Mont Méru
Mont Méru
Symboliquement, toute approche d’une montagne « impressionnante », nous fait faire un saut en direction de ce Kailash (कैलास) vénéré par les grandes religions orientales. Considérée comme le lieu du mythique Mont Méru, elle en aurait les hautes fonctions cosmiques, position éminemment axiale, séjour des dieux. Au-dessus sont les Cieux, au-dessous les Enfers, autour tout l’ensemble du monde visible. Le soleil tourne autour du Mont dans une sorte de rayonnement céleste. De ceci nous sommes imprégnés en la puissance des archétypes qui traversent notre conscience et en façonnent la forme à notre insu. Du reste, que ces images matricielles soient conscientes ou inconscientes importe peu. C’est l’empreinte qui se dépose à même nos corps qui en est la manifestation la plus singulière. La flamme qui percute notre chair, l’ayons-nous enfouie dans les plis de notre « oublieuse mémoire ».
Géants de pierre
C’est majestueux, une montagne.
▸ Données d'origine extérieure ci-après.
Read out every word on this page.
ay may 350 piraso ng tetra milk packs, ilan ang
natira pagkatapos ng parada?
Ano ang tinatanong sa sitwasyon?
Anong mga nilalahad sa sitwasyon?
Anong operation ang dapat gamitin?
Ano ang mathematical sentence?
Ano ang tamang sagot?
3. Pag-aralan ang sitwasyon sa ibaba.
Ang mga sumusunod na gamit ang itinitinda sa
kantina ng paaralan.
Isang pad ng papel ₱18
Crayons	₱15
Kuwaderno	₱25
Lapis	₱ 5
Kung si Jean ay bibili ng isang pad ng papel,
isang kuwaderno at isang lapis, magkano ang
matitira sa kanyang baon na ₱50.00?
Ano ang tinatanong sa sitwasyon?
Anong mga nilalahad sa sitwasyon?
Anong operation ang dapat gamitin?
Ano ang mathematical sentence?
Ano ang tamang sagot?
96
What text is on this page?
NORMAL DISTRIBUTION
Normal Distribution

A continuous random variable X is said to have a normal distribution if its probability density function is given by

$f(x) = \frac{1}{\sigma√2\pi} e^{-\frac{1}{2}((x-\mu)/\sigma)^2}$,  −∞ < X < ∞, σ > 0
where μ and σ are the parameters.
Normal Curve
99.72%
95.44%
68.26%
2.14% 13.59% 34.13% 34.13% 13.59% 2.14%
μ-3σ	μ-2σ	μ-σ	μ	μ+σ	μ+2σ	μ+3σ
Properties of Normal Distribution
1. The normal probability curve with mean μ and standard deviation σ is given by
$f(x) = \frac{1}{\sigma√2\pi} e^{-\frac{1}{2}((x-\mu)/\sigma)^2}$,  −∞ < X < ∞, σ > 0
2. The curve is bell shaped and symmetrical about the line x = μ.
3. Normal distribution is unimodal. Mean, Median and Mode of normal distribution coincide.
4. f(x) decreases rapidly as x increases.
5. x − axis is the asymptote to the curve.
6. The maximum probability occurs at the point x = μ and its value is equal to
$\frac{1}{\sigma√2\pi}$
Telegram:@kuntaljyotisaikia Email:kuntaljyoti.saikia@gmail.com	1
Alors on ne peut l’aborder que par paliers, par approches successives, en glissant, tel un Sioux, parmi les herbes des Grandes Plaines afin de se rendre discret, à la limite de l’inapparent. Puis gagner des hauteurs de sable, suivre le doux épaulement d’une dune, en épouser les sentes au milieu des touffes d’oyats et des buttes façonnées par le vent. Puis s’enhardir encore, gravir quelque pente plus abrupte, par exemple dans la chaîne des puys d’Auvergne, se mesurer au vaste paysage, observer ces monts érodés, ces cratères effondrés, en ressentir le sourd grondement, loin à l’intérieur, dans les fleuves de magma bouillonnant. Alors, à défaut d’être pris de vertige, l’altitude est si modeste ici, on vivra la démesure face au jaillissement de ses anciens feux, tout près des forges d’Héphaïstos, on entendra ses bruits d’enclume, on en éprouvera l’ancienne violence chtonienne, réponse, en quelque sorte, à la majesté Olympienne, au souffle de Zeus au foudre étincelant. Un voyage des dieux terrestres aux dieux célestes. Une indispensable transition avant que de se risquer à tutoyer ces géants de pierre qui nous dominent de toute la splendeur de leur immobile sagesse.